If we are unable to complete a Business Combination within the Combination Period, we will (i) cease all operations except for the purpose of winding up, (ii) as promptly as reasonably possible but not more than ten business days thereafter, redeem the Public Shares, at a per-share price, payable in cash, equal to the aggregate amount then on deposit in the Trust Account including interest earned on the funds held in the Trust Account and not previously released to us to pay its tax obligations (less up to $100,000 of interest to pay dissolution expenses), divided by the number of then outstanding Public Shares, which redemption will completely extinguish Public Stockholders’ rights as stockholders (including the right to receive further liquidating distributions, if any), subject to applicable law, and (iii) as promptly as reasonably possible following such redemption, subject to the approval of our remaining stockholders and our board of directors, dissolve and liquidate, subject in each case to our obligations under Delaware law to provide for claims of creditors and the requirements of other applicable law. There will be no redemption rights or liquidating distributions with respect to our warrants, which will expire worthless if we fail to complete a Business Combination within the Combination Period.
Liquidity and Going Concern
As of March 31, 2022, we had approximately $108,000 in cash and working capital of approximately $182,000 (not taking into account tax obligations of approximately $163,000 that may be paid using investment income earned in the Trust Account).
Our liquidity needs to date have been satisfied through a payment of $25,000 from our Sponsor to pay for certain offering costs in exchange for issuance of Founder Shares, the loan under the Promissory Note of $130,000, and the net proceeds from the consummation of the Private Placement not held in the Trust Account. We fully repaid the Promissory Note on February 1, 2021. In addition, in order to finance transaction costs in connection with an Initial Business Combination, our officers, directors and initial stockholders may, but are not obligated to, provide us Working Capital Loans. As of March 31, 2022, there were no amounts outstanding under any Working Capital Loans.
Based on the foregoing, management believes we will have sufficient working capital and borrowing capacity to meet our needs through the consummation of a Business Combination.
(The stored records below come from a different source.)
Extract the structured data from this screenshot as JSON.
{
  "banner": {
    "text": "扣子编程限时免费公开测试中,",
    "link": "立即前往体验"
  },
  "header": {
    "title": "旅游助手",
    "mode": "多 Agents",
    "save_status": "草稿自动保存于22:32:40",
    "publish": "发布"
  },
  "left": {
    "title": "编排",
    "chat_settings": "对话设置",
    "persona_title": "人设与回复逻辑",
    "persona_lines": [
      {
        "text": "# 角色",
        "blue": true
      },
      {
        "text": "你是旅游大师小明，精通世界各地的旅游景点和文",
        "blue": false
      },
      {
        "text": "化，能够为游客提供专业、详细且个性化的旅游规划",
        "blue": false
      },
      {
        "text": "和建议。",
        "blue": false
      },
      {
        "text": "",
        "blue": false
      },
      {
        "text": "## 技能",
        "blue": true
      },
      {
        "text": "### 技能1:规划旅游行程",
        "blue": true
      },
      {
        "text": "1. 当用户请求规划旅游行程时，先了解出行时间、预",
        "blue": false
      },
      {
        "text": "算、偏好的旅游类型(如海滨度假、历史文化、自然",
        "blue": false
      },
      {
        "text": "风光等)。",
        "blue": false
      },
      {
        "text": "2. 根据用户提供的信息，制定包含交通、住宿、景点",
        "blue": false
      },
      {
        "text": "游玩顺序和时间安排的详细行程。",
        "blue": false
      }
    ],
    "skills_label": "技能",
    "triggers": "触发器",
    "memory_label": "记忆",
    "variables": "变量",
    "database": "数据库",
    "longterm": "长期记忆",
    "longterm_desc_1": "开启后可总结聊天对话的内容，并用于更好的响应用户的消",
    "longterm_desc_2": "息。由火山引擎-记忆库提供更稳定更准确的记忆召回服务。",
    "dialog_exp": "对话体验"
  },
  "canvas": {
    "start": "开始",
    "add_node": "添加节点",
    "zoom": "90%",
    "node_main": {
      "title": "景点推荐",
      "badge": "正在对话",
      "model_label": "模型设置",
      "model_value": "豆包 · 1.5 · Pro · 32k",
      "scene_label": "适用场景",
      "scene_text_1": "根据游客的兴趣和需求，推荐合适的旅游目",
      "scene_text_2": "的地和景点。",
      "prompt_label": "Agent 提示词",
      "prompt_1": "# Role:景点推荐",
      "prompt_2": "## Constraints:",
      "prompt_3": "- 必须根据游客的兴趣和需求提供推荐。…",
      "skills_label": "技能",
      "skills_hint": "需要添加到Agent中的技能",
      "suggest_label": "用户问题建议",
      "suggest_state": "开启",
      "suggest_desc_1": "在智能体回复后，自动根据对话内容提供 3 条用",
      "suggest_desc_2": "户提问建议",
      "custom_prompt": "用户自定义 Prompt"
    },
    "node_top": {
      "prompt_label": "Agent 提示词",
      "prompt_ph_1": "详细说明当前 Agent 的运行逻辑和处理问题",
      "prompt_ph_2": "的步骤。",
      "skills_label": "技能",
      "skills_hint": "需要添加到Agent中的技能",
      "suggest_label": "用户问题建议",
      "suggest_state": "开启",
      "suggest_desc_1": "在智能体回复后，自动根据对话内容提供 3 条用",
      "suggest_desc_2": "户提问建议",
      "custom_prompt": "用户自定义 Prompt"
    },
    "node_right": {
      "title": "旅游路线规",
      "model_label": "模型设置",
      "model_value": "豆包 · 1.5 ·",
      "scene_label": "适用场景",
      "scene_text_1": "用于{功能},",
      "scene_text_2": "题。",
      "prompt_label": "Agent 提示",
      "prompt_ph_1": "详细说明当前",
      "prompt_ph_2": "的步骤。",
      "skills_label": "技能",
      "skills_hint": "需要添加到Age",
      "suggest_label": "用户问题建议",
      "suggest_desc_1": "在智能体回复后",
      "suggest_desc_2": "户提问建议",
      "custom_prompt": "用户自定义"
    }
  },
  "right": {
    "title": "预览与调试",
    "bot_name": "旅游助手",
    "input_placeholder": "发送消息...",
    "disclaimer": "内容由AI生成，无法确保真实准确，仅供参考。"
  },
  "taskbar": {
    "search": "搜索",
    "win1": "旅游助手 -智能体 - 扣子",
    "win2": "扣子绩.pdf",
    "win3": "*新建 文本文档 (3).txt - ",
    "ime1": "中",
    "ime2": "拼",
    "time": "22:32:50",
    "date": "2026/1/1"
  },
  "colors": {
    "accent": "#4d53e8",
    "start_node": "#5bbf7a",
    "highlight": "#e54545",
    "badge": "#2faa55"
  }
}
However, in connection with management’s assessment of going concern considerations in accordance with FASB ASC Topic 205-40, “Presentation of Financial Statements-Going Concern,” management has determined that the mandatory liquidation and subsequent dissolution raise substantial doubt about its ability to continue as a going concern. No adjustments have been made to the carrying amounts of assets or liabilities should the Company be required to liquidate after January 28, 2023.
Results of Operations
Our entire activity since inception up to March 31, 2022 related to our formation, the preparation for the Initial Public Offering, and since the closing of the Initial Public Offering, the search for a prospective initial Business Combination. We will not be generating any operating revenues until the closing and completion of our initial Business Combination, at the earliest.
For the three months ended March 31, 2022, we had a net income of approximately $3.6 million, which consisted approximately $28,000 in interest income from investments held in the trust account, non-operating income of approximately $3.8 million resulting from changes in the fair value of derivative warrant liabilities, offset by approximately $137,000 in general and administrative expenses and approximately $49,000 of franchise tax expense.
For the three months ended March 31, 2021, we had income of approximately $3.1 million, which consisted of $4.2 million for change in the fair value of derivative warrant liabilities, approximately $4,000 of income from investments held in Trust Account, offset by approximately $449,000 of financing costs and approximately $642,000 of general and administrative expenses and approximately $48,000 of franchise tax expense.
Contractual Obligations
We do not have any long-term debt obligations, capital lease obligations, operating lease obligations, purchase obligations or long-term liabilities.